У меня нет прежней злобы к безоружному неприятелю. Нет и сочувствия.
— Ты понял, гауптман, — жестко говорю я, — что в Россию нельзя приходить с оружием? — Я не жду ответа — просто мне надо выговорить то, что спрессовалось, соединилось в формулу. — Если понял — скажи всем своим!
— Яволь! — неожиданно отвечает он. — Я поньял. К щерту война. Нафсегда…
Искренен ли он в этих словах? Не знаю. А я думаю, глядя на него: «Ну, куда ты теперь, такой, годен? Куда ты сунешься? В наемники, в пивовары, в спекулянты, в инвалиды, в студенты, в чиновники, в реваншисты, в честные рабочие?..»
Не могу простить им всем и ему тоже Вилена Коваленко, бомбу с «капрони» по учителям, Клаву, Саню Чеснокова, Игоря, Бориса…

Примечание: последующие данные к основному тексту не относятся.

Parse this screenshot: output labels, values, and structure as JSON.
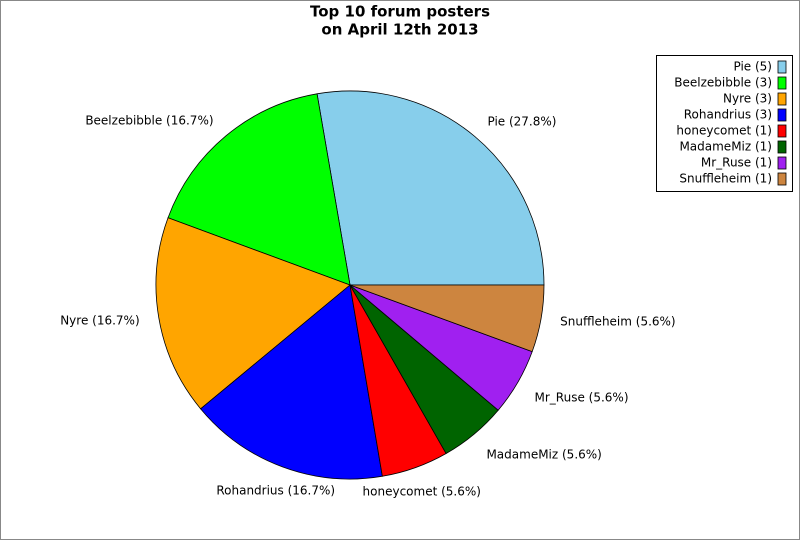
{
  "chart_data": {
    "type": "pie",
    "title": [
      "Top 10 forum posters",
      "on April 12th 2013"
    ],
    "categories": [
      "Pie",
      "Beelzebibble",
      "Nyre",
      "Rohandrius",
      "honeycomet",
      "MadameMiz",
      "Mr_Ruse",
      "Snuffleheim"
    ],
    "values": [
      27.8,
      16.7,
      16.7,
      16.7,
      5.6,
      5.6,
      5.6,
      5.6
    ],
    "value_labels": [
      "Pie (27.8%)",
      "Beelzebibble (16.7%)",
      "Nyre (16.7%)",
      "Rohandrius (16.7%)",
      "honeycomet (5.6%)",
      "MadameMiz (5.6%)",
      "Mr_Ruse (5.6%)",
      "Snuffleheim (5.6%)"
    ],
    "legend_labels": [
      "Pie (5)",
      "Beelzebibble (3)",
      "Nyre (3)",
      "Rohandrius (3)",
      "honeycomet (1)",
      "MadameMiz (1)",
      "Mr_Ruse (1)",
      "Snuffleheim (1)"
    ],
    "colors": [
      "#87ceeb",
      "#00ff00",
      "#ffa500",
      "#0000ff",
      "#ff0000",
      "#006400",
      "#a020f0",
      "#cd853f"
    ],
    "legend": "upper right"
  }
}
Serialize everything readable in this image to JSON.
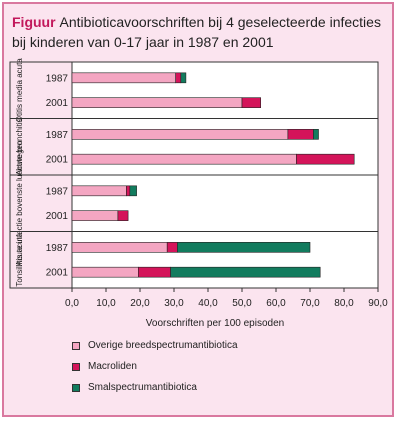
{
  "title": {
    "lead": "Figuur",
    "text": "Antibioticavoorschriften bij 4 geselecteerde infecties bij kinderen van 0-17 jaar in 1987 en 2001"
  },
  "chart_data": {
    "type": "bar",
    "orientation": "horizontal",
    "stacked": true,
    "xlabel": "Voorschriften per 100 episoden",
    "xlim": [
      0,
      90
    ],
    "xticks": [
      "0,0",
      "10,0",
      "20,0",
      "30,0",
      "40,0",
      "50,0",
      "60,0",
      "70,0",
      "80,0",
      "90,0"
    ],
    "groups": [
      {
        "label": "Otitis media acuta",
        "years": [
          "1987",
          "2001"
        ]
      },
      {
        "label": "Acute bronchitis",
        "years": [
          "1987",
          "2001"
        ]
      },
      {
        "label": "Acute infectie bovenste luchtwegen",
        "years": [
          "1987",
          "2001"
        ]
      },
      {
        "label": "Tonsillitis acuta",
        "years": [
          "1987",
          "2001"
        ]
      }
    ],
    "series": [
      {
        "name": "Overige breedspectrumantibiotica",
        "color": "#f4a6c2",
        "values": [
          30.5,
          50.0,
          63.5,
          66.0,
          16.0,
          13.5,
          28.0,
          19.5
        ]
      },
      {
        "name": "Macroliden",
        "color": "#d4145a",
        "values": [
          1.5,
          5.5,
          7.5,
          17.0,
          1.0,
          3.0,
          3.0,
          9.5
        ]
      },
      {
        "name": "Smalspectrumantibiotica",
        "color": "#127c5e",
        "values": [
          1.5,
          0,
          1.5,
          0,
          2.0,
          0,
          39.0,
          44.0
        ]
      }
    ],
    "legend_position": "bottom",
    "grid": false
  }
}
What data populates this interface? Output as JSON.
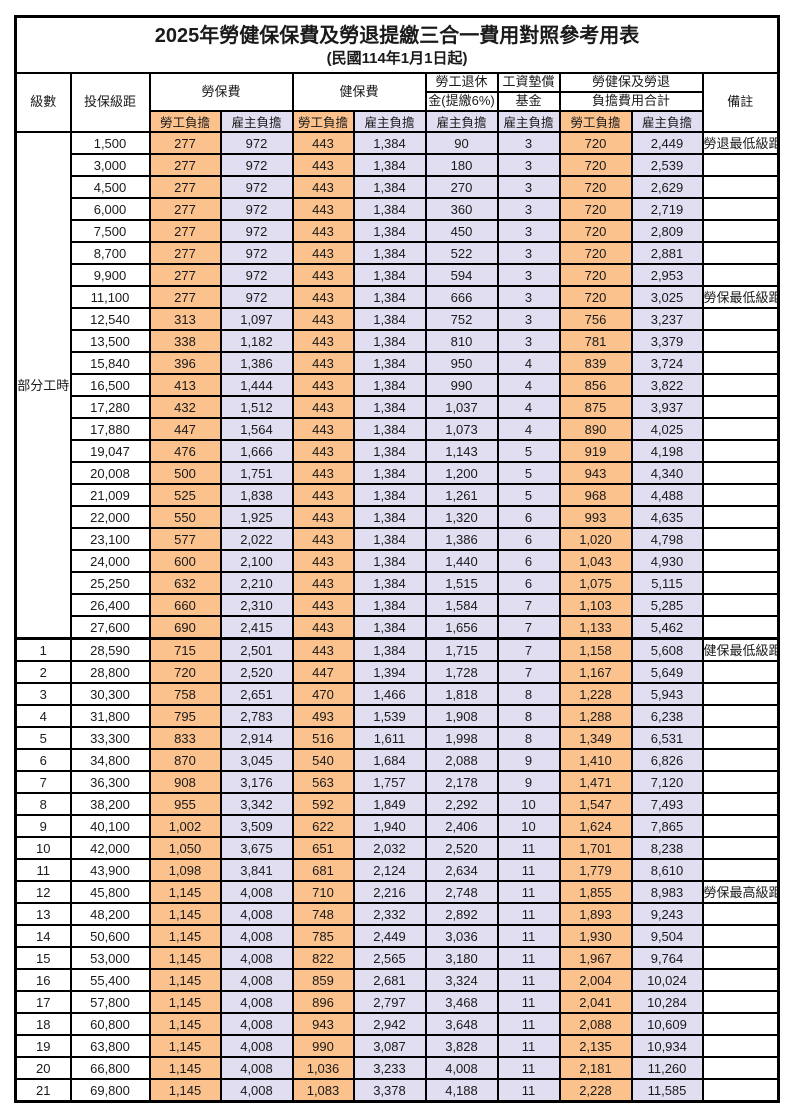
{
  "title": {
    "main": "2025年勞健保保費及勞退提繳三合一費用對照參考用表",
    "sub": "(民國114年1月1日起)"
  },
  "header": {
    "level": "級數",
    "salary": "投保級距",
    "labor_group": "勞保費",
    "health_group": "健保費",
    "pension_line1": "勞工退休",
    "pension_line2": "金(提繳6%)",
    "wage_line1": "工資墊償",
    "wage_line2": "基金",
    "total_line1": "勞健保及勞退",
    "total_line2": "負擔費用合計",
    "note": "備註",
    "sub_employee": "勞工負擔",
    "sub_employer": "雇主負擔"
  },
  "part_time_label": "部分工時",
  "colors": {
    "employee_bg": "#fbc28d",
    "employer_bg": "#e1def1",
    "highlight_red": "#e2554d",
    "note_red": "#ee655c"
  },
  "notes_legend": [
    "勞退最低級距",
    "勞保最低級距",
    "健保最低級距",
    "勞保最高級距"
  ],
  "columns": [
    "級數",
    "投保級距",
    "勞保費-勞工負擔",
    "勞保費-雇主負擔",
    "健保費-勞工負擔",
    "健保費-雇主負擔",
    "勞工退休金(提繳6%)-雇主負擔",
    "工資墊償基金-雇主負擔",
    "合計-勞工負擔",
    "合計-雇主負擔",
    "備註"
  ],
  "rows": [
    [
      "",
      "1,500",
      "277",
      "972",
      "443",
      "1,384",
      "90",
      "3",
      "720",
      "2,449",
      "勞退最低級距",
      "red"
    ],
    [
      "",
      "3,000",
      "277",
      "972",
      "443",
      "1,384",
      "180",
      "3",
      "720",
      "2,539",
      "",
      ""
    ],
    [
      "",
      "4,500",
      "277",
      "972",
      "443",
      "1,384",
      "270",
      "3",
      "720",
      "2,629",
      "",
      ""
    ],
    [
      "",
      "6,000",
      "277",
      "972",
      "443",
      "1,384",
      "360",
      "3",
      "720",
      "2,719",
      "",
      ""
    ],
    [
      "",
      "7,500",
      "277",
      "972",
      "443",
      "1,384",
      "450",
      "3",
      "720",
      "2,809",
      "",
      ""
    ],
    [
      "",
      "8,700",
      "277",
      "972",
      "443",
      "1,384",
      "522",
      "3",
      "720",
      "2,881",
      "",
      ""
    ],
    [
      "",
      "9,900",
      "277",
      "972",
      "443",
      "1,384",
      "594",
      "3",
      "720",
      "2,953",
      "",
      ""
    ],
    [
      "",
      "11,100",
      "277",
      "972",
      "443",
      "1,384",
      "666",
      "3",
      "720",
      "3,025",
      "勞保最低級距",
      "red"
    ],
    [
      "",
      "12,540",
      "313",
      "1,097",
      "443",
      "1,384",
      "752",
      "3",
      "756",
      "3,237",
      "",
      ""
    ],
    [
      "",
      "13,500",
      "338",
      "1,182",
      "443",
      "1,384",
      "810",
      "3",
      "781",
      "3,379",
      "",
      ""
    ],
    [
      "",
      "15,840",
      "396",
      "1,386",
      "443",
      "1,384",
      "950",
      "4",
      "839",
      "3,724",
      "",
      ""
    ],
    [
      "",
      "16,500",
      "413",
      "1,444",
      "443",
      "1,384",
      "990",
      "4",
      "856",
      "3,822",
      "",
      ""
    ],
    [
      "",
      "17,280",
      "432",
      "1,512",
      "443",
      "1,384",
      "1,037",
      "4",
      "875",
      "3,937",
      "",
      ""
    ],
    [
      "",
      "17,880",
      "447",
      "1,564",
      "443",
      "1,384",
      "1,073",
      "4",
      "890",
      "4,025",
      "",
      ""
    ],
    [
      "",
      "19,047",
      "476",
      "1,666",
      "443",
      "1,384",
      "1,143",
      "5",
      "919",
      "4,198",
      "",
      ""
    ],
    [
      "",
      "20,008",
      "500",
      "1,751",
      "443",
      "1,384",
      "1,200",
      "5",
      "943",
      "4,340",
      "",
      ""
    ],
    [
      "",
      "21,009",
      "525",
      "1,838",
      "443",
      "1,384",
      "1,261",
      "5",
      "968",
      "4,488",
      "",
      ""
    ],
    [
      "",
      "22,000",
      "550",
      "1,925",
      "443",
      "1,384",
      "1,320",
      "6",
      "993",
      "4,635",
      "",
      ""
    ],
    [
      "",
      "23,100",
      "577",
      "2,022",
      "443",
      "1,384",
      "1,386",
      "6",
      "1,020",
      "4,798",
      "",
      ""
    ],
    [
      "",
      "24,000",
      "600",
      "2,100",
      "443",
      "1,384",
      "1,440",
      "6",
      "1,043",
      "4,930",
      "",
      ""
    ],
    [
      "",
      "25,250",
      "632",
      "2,210",
      "443",
      "1,384",
      "1,515",
      "6",
      "1,075",
      "5,115",
      "",
      ""
    ],
    [
      "",
      "26,400",
      "660",
      "2,310",
      "443",
      "1,384",
      "1,584",
      "7",
      "1,103",
      "5,285",
      "",
      ""
    ],
    [
      "",
      "27,600",
      "690",
      "2,415",
      "443",
      "1,384",
      "1,656",
      "7",
      "1,133",
      "5,462",
      "",
      ""
    ],
    [
      "1",
      "28,590",
      "715",
      "2,501",
      "443",
      "1,384",
      "1,715",
      "7",
      "1,158",
      "5,608",
      "健保最低級距",
      "red big topline"
    ],
    [
      "2",
      "28,800",
      "720",
      "2,520",
      "447",
      "1,394",
      "1,728",
      "7",
      "1,167",
      "5,649",
      "",
      ""
    ],
    [
      "3",
      "30,300",
      "758",
      "2,651",
      "470",
      "1,466",
      "1,818",
      "8",
      "1,228",
      "5,943",
      "",
      ""
    ],
    [
      "4",
      "31,800",
      "795",
      "2,783",
      "493",
      "1,539",
      "1,908",
      "8",
      "1,288",
      "6,238",
      "",
      ""
    ],
    [
      "5",
      "33,300",
      "833",
      "2,914",
      "516",
      "1,611",
      "1,998",
      "8",
      "1,349",
      "6,531",
      "",
      ""
    ],
    [
      "6",
      "34,800",
      "870",
      "3,045",
      "540",
      "1,684",
      "2,088",
      "9",
      "1,410",
      "6,826",
      "",
      ""
    ],
    [
      "7",
      "36,300",
      "908",
      "3,176",
      "563",
      "1,757",
      "2,178",
      "9",
      "1,471",
      "7,120",
      "",
      ""
    ],
    [
      "8",
      "38,200",
      "955",
      "3,342",
      "592",
      "1,849",
      "2,292",
      "10",
      "1,547",
      "7,493",
      "",
      ""
    ],
    [
      "9",
      "40,100",
      "1,002",
      "3,509",
      "622",
      "1,940",
      "2,406",
      "10",
      "1,624",
      "7,865",
      "",
      ""
    ],
    [
      "10",
      "42,000",
      "1,050",
      "3,675",
      "651",
      "2,032",
      "2,520",
      "11",
      "1,701",
      "8,238",
      "",
      ""
    ],
    [
      "11",
      "43,900",
      "1,098",
      "3,841",
      "681",
      "2,124",
      "2,634",
      "11",
      "1,779",
      "8,610",
      "",
      ""
    ],
    [
      "12",
      "45,800",
      "1,145",
      "4,008",
      "710",
      "2,216",
      "2,748",
      "11",
      "1,855",
      "8,983",
      "勞保最高級距",
      "red big"
    ],
    [
      "13",
      "48,200",
      "1,145",
      "4,008",
      "748",
      "2,332",
      "2,892",
      "11",
      "1,893",
      "9,243",
      "",
      ""
    ],
    [
      "14",
      "50,600",
      "1,145",
      "4,008",
      "785",
      "2,449",
      "3,036",
      "11",
      "1,930",
      "9,504",
      "",
      ""
    ],
    [
      "15",
      "53,000",
      "1,145",
      "4,008",
      "822",
      "2,565",
      "3,180",
      "11",
      "1,967",
      "9,764",
      "",
      ""
    ],
    [
      "16",
      "55,400",
      "1,145",
      "4,008",
      "859",
      "2,681",
      "3,324",
      "11",
      "2,004",
      "10,024",
      "",
      ""
    ],
    [
      "17",
      "57,800",
      "1,145",
      "4,008",
      "896",
      "2,797",
      "3,468",
      "11",
      "2,041",
      "10,284",
      "",
      ""
    ],
    [
      "18",
      "60,800",
      "1,145",
      "4,008",
      "943",
      "2,942",
      "3,648",
      "11",
      "2,088",
      "10,609",
      "",
      ""
    ],
    [
      "19",
      "63,800",
      "1,145",
      "4,008",
      "990",
      "3,087",
      "3,828",
      "11",
      "2,135",
      "10,934",
      "",
      ""
    ],
    [
      "20",
      "66,800",
      "1,145",
      "4,008",
      "1,036",
      "3,233",
      "4,008",
      "11",
      "2,181",
      "11,260",
      "",
      ""
    ],
    [
      "21",
      "69,800",
      "1,145",
      "4,008",
      "1,083",
      "3,378",
      "4,188",
      "11",
      "2,228",
      "11,585",
      "",
      ""
    ]
  ]
}
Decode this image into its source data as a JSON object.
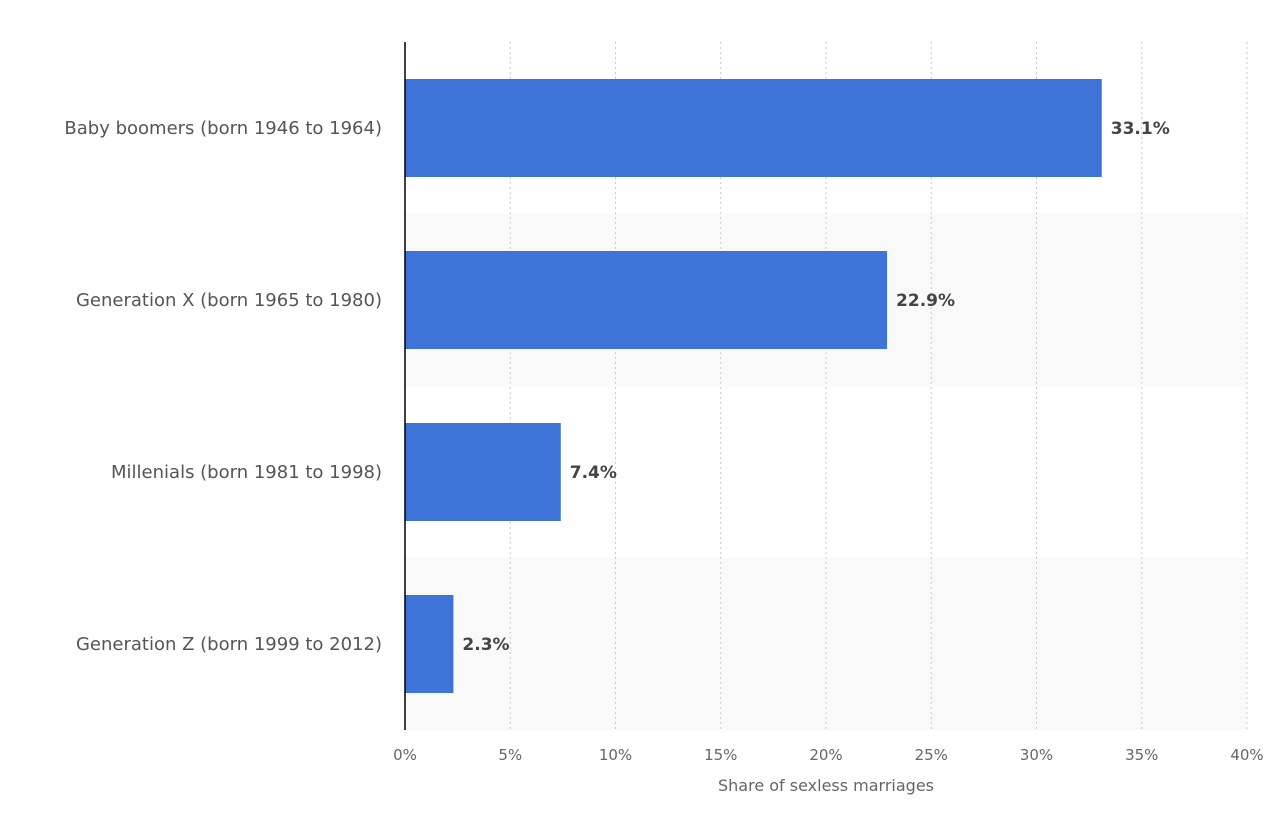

Ни голова его в шрамах, ни черная страдальческая повязка, ни предложение мировой, ни слова отказа от войны — не мирят с ним.
Рассказывают мне товарищи: всю ночь он плакал и стонал по ком-то, скорее всего — по сыну: «Ханзс, о Ханзс!» И какая-то капля жалости к нему, сочувствия, что ли, которые я старался вытравить в себе, вливается в мое хоть и не ожесточившееся за четыре года, но все-таки по-юношески непримиримое сердце.
— Ю-рий Пе-тро-вич! — Короткая пауза и снова скандируют внизу, под больничными окнами: — Ю-рий Пе-тро-вич! Поз-дравля-ем с Днем По-бе-ды! Же-ла-ем здо-ро-вья!
Бесцеремонная публика — воспитанники ШРМ № 2. Не лучше, чем их ровесники, которые идут из застолья в два ночи и горланят: «Любимый город может спать спокойно и видеть сны…» Не научили мы учеников деликатности. Ведь здесь кроме меня больные, которым мешает этот крик.
Подниматься мне категорически запрещено. Понимаю, что балансирую между «быть» и «не быть». Страха перед черной бездной, куда уволок инфаркт, нет. Не безразличен я к тому, что может случиться каждую минуту, но в общем-то спокоен. Пятьдесят пять — много или мало? Вилен ушел в семнадцать, Саша — в двадцать два. Живу близ улицы летчика Ручьева, уроженца Ленинска. В начале магистрали на доме по мрамору золотом даты его жизни: 1920–1950. Война отгрохотала, но взрывами неслышно работает внутри нас, с перебоями пульсирует слева в груди, колотится в висках невынутым осколком.
Дверь настежь, снова гости, «представители»: семьи — Алик, редакции — Жанна (познакомились, для этого мне надо было залечь в реанимацию), школы— Любовь Дубова да оба Лехи. Как пропустили такое войско? Внизу висит напоминание: «К каждому больному не может быть пропущено больше одного-двух посетителей одновременно». День Победы помог или моя Галина Яковлевна пользуется у коллег особым уважением, которое распространено на меня? Боль не сильная, в лопатку и плечо уже не отдает. Слегка приподнимаюсь. Не могу лежать пластом. Я не в могиле, жить хочу, особенно, когда вижу эти лица, этих дорогих мне сильных, напористых молодых людей, прямо-таки вылезающих из жалких больничных халатиков-недомерков. Мужчины держатся позади. Впереди, конечно, не Жанна, узкой кистью по-девичьи перехватившая халат у горла, а Любовь Дубова с ее таинственно мерцающими «ведьмовскими» глазами.